Con Edison crews are still out in the area working to repair power lines and poles that were knocked down by high winds on Friday. About 785 customers across northeast Queens remain with out power, according to the Con Edison outage map.
The utility is scrambling to restore power to these areas and to Westchester County, where 57,000 customers remain without electricity. Con Edison says it’s getting additional help from other utility companies across the country and Canada to assist with the Westchester County restoration.
Con Edison reminds residents not to touch any downed power lines, as they may still remain live. Downed power lines or outages can be reported on Con Edison’s website or by calling 800-75-CONED (800-752-6633). Click here to file a claim for damages suffered during the power outage.
Con Edison encourages those affected by the outage to turn off all appliances, avoid downed and hanging power lines and keep refrigerator and freezer doors closed to prevent food spoilage. Generators should not be used indoors. A gas range or oven should never be used to heat your home.
During and after the storm on Friday, you didn’t have to travel very far to find storm damage.
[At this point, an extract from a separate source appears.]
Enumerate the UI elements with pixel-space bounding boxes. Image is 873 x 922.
In Bayside, downed tree limbs litter many of the local sidewalks and streets. At 39th Avenue and 217th Street, a large tree has fallen over.
Approximately 40 residents in Bayside in the vicinity of Corporal Kennedy Street and 38th Avenue lost power due to downed wires.
A number of residents shared videos and photos of some of the local effects of the storm on the Bayside, Queens Facebook page. One local reported a fallen tree at Corporal Kennedy Street and 18th Avenue, along the Q28 Route. Another shared a video of arcing power lines in the area.
In Flushing, mainly residents in the Murray Hill section of the neighborhood experienced outages. Burning and downed wires were reported along both 32nd and 33rd avenues between 172nd and 167th streets.
Services at LaGuardia and Kennedy Airport resumed after being suspended on Friday due to high winds. Amtrak had also suspended its service between New York City and Boston because of “flooding and multiple trees down.”
Robert Pozarycki contributed to the story. This story was updated at 11:40 a.m. on March 4.